Les soins médicaux et la prise en charge psychologique post violence sexuelle ne sont pas tout à fait disponible dans le département de la Grand-Anse. En dépit des efforts de certains acteurs, l’entrave des freins persistent encore.
Les violences sexuelles, au niveau du département de la Grand-Anse sont monnaie courante. Selon Gérald Guillaume, coordonnateur de l’Initiative départementale contre la traite et le trafic des enfants (IDETTE), le nombre des victimes, ces derniers temps, est très élevé et va croissant. Pourtant, regrette-t-il, les structures de prise en charge médicale et psychosociale sont presqu’inexistantes. Le département dispose de très peu de structure hospitalière et de personnel médical qualifié. Une situation qui entrave la disponibilité, l’accessibilité et la qualité des soins obligatoires en cas de violences sexuelles.

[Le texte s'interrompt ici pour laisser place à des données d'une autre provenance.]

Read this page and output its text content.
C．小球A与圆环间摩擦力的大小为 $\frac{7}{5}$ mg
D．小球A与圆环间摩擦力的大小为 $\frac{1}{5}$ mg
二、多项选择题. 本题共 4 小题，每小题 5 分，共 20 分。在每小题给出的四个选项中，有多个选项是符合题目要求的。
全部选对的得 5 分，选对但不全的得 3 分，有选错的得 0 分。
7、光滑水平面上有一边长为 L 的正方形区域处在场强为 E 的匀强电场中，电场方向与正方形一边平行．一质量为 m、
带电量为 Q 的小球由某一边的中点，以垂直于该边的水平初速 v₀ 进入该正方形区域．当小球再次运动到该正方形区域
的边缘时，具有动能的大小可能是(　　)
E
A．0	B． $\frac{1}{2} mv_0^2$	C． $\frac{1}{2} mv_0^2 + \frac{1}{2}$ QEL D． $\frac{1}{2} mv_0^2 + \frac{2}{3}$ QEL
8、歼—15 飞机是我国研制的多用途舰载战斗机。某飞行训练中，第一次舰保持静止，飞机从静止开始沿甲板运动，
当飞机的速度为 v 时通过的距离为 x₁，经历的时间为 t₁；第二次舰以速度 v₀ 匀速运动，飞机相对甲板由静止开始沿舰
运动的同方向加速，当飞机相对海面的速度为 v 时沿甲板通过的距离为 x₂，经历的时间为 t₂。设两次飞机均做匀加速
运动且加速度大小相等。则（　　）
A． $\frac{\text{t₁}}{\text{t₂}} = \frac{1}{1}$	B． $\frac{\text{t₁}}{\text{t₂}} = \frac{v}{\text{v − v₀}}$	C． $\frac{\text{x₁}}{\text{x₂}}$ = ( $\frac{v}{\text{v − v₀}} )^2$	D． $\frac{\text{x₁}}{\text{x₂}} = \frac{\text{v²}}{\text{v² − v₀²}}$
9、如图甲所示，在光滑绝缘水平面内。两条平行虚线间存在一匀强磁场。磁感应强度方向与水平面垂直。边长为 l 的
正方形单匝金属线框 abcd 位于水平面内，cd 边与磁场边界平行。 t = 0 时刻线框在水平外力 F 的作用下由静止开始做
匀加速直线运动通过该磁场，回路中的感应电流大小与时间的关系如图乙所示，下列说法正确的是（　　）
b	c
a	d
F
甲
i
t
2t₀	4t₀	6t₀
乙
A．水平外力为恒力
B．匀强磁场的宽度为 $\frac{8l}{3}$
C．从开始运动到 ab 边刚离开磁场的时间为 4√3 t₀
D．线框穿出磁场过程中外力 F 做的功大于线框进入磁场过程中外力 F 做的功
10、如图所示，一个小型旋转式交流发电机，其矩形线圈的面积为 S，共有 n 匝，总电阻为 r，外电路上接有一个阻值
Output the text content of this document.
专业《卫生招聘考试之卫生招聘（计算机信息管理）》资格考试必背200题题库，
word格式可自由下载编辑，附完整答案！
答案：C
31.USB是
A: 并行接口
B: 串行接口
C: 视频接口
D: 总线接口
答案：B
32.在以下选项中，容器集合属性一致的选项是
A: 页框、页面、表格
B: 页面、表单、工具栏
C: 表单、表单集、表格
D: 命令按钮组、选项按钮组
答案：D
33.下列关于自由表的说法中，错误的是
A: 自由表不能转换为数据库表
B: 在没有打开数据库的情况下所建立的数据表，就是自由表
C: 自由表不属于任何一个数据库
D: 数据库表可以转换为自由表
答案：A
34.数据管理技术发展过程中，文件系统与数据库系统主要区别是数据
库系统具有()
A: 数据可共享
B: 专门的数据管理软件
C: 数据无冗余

En matière d’agression sexuelle, le temps de réaction est primordial. Pour éviter les infections sexuellement transmissibles (IST), les grossesses non désirées, notamment, il est recommandé de faire une prise en charge médicale dans les 72 heures ayant suivi l’agression. Pour les victimes des communes et sections communales reculées, il est extrêmement important de gérer ce facteur-là. « Certaines victimes doivent marcher jusqu’à trois journées pour atteindre un centre de prise en charge, à Jérémie », confie Hector Jacques, secrétaire général du Centre d’intervention en santé mentale (CISAM). « Malheureusement, il est compliqué pour les victimes de respecter ce délai, regrette le psychologue».
Le manque flagrant des centres de prise en charge n’est pas le seul obstacle en termes de prise en charge des victimes de violences sexuelles. Un ensemble de comportements sociaux visant à minimiser l’acte de l’agresseur ou faire culpabiliser la victime, entravent tout aussi bien le processus de soins. « La marginalisation, la discrimination, la stigmatisation, entre autres, forcent la victime à se réfugier dans le silence et à ne pas chercher une assistance médicale », dénonce Jacques tout en soulignant que les structures de prise en charge peuvent être aussi une source de stigmatisation.
Un autre frein : le profil des victimes
A en croire le coordonnateur de l’IDETTE, Gérald Guillaume le profil des agressés ne facilite pas non plus la tâche. « Les victimes que nous enregistrons au niveau du département de la Grand-Anse sont généralement âgé entre 2 à 17 ans », s’indigne-t-il.
Pour Dr Boutroce Gally Pierre de la Brigade d’intervention médicale (BIM), l’âge des victimes peut constituer un frein non négligeable dans le processus de soins. Très souvent les enfants n’ont pas conscience de l’agression, ils ne mesurent pas la gravité de l’acte ni des conséquences qui en découlent. « Certaines fois, ils sont carrément contraints de garder le silence », regrette-t-il.
Assez souvent, lorsqu’on découvre que l’enfant a été victime de viol, il est déjà tard. « Certaines fois, au moment où les parents amènent les enfants à l’hôpital pour d’autres problèmes, on constate que l’enfant est active sexuellement, indique Dr Boutroce. En questionnant l’enfant seul à seul, on découvre qu’il avait subi un viol. Généralement, on est déjà très loin des 72 heures, le délai idéal de prise en charge pour ce genre de cas », se plaint le médecin.
En dépit des défis à surmonter, plusieurs organisations de la société au niveau du département se mettent en quatre pour tenter d’accompagner les victimes à partir de leurs moyens de bord. L’IDETTE, la BIM, la CISAM, entre autres, sont sur tous les fronts. Avec le support de certains partenaires, elles arrivent à mettre en œuvre beaucoup d’actions en lien avec la prévention, la prise charge médicolégale et psychosociale.
Au niveau de la Grand-Anse, les besoins restent énormes, en termes d’accès des victimes de violences sexuelles aux soins de santé et à une prise en charge psychologique.
Décidément, autant il est important de résoudre les problèmes liés à la stigmatisation et à la discrimination des victimes, autant tous les intervenants s’accordent sur le fait qu’il est urgent d’améliorer la disponibilité et l’accessibilité de l’offre médicale et psychosociale.